Il responsabile tecnologico di Sophos lancia l'allarme: avere la possibilità di "montare" XP in una macchina virtuale di Windows 7 significa fare il doppio lavoro: sia tenere aggiornata la sicurezza in Windows 7 sia aggiornare Windows XP con le ultime patch. Non un grande incentivo perché l'utente cambi piattaforma.
Redazione PMI-dome |
19 agosto 2009
Come
si diceva qualche giorno fa, il rilascio del componente
Windows Virtual PC, parte essenziale del prossimo
Microsoft Windows 7, affinché gli utenti possano iniziare a valutare direttamente la modalità di compatibilità XP Mode, sta iniziando a sollevare i primi dubbi.

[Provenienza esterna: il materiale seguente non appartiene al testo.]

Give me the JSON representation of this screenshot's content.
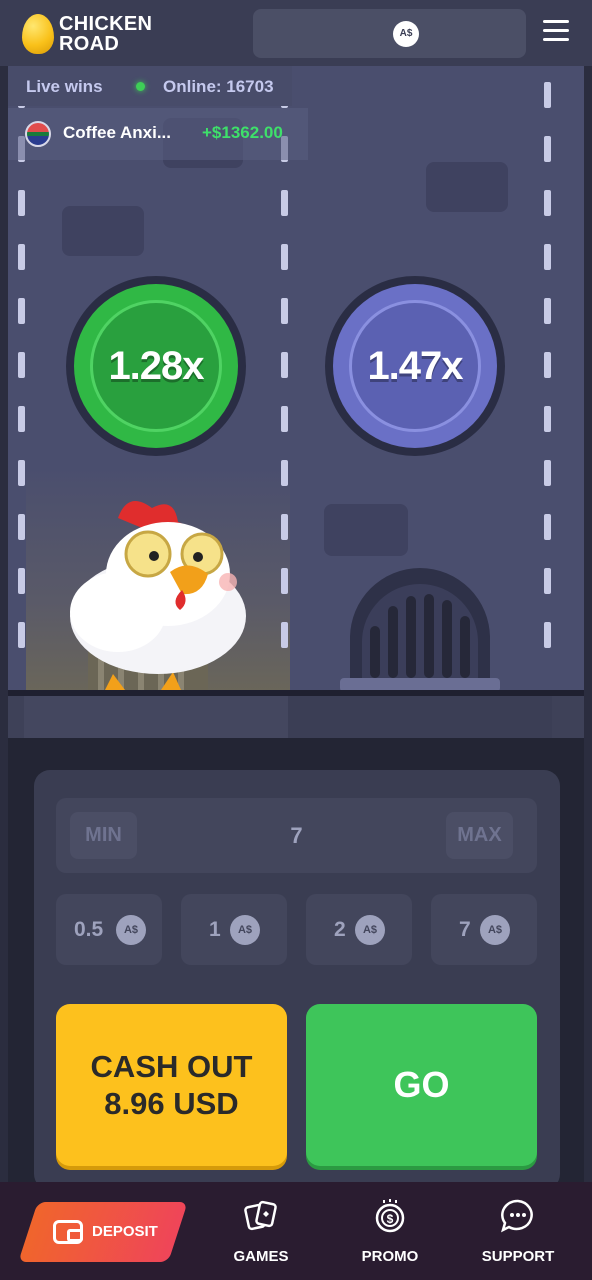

In una recente dichiarazione
Richard Jacobs, Chief Technology Officer di
Sophos, nota società dedita alla sicurezza, ha sottolineato quanto questa modalità operativa sposti le lancette della sicurezza di molti anni indietro.
Infatti, dice Jacobs, nell'ambiente di Windows Virtual PC il
nuovo ambiente ospite XP condivide processing e memoria dell'ambiente Windows 7, ma
non tutta l'infrastruttura di controllo e sicurezza che Microsoft ha sviluppato da Windows Vista in poi.
Anzi, viene abbandonato proprio uno degli àtout principali di Vista, ossia la sua accresciuta sicurezza , tra i fattori principali sottolineati quando Vista fu presentato al mercato.
Con XP Mode nell'ambiente virtuale di Windows 7,
tutto ciò viene incautamente bypassato.O quantomeno impone che si faccia
un lavoro doppio: da una parte seguire gli aggiornamenti di sicurezza di Windows 7 e quindi tenere al sicuro le applicazioni native win7; dall'altra
aggiornare anche il "vecchio" ambiente XP con le continue patch di sicurezza che negli anni si sono rese necessarie.
Insomma: offrire agli utenti la possibilità di continuare a usare le vecchie applicazioni "legacy" sviluppate e manutenute sotto Windows XP, con complicazioni operative quale quella sottolineata da Jacobs,
non sarà sicuramente un incentivo a lasciare il vecchio ambiente per abbracciare con entusiasmo il nuovo Win7.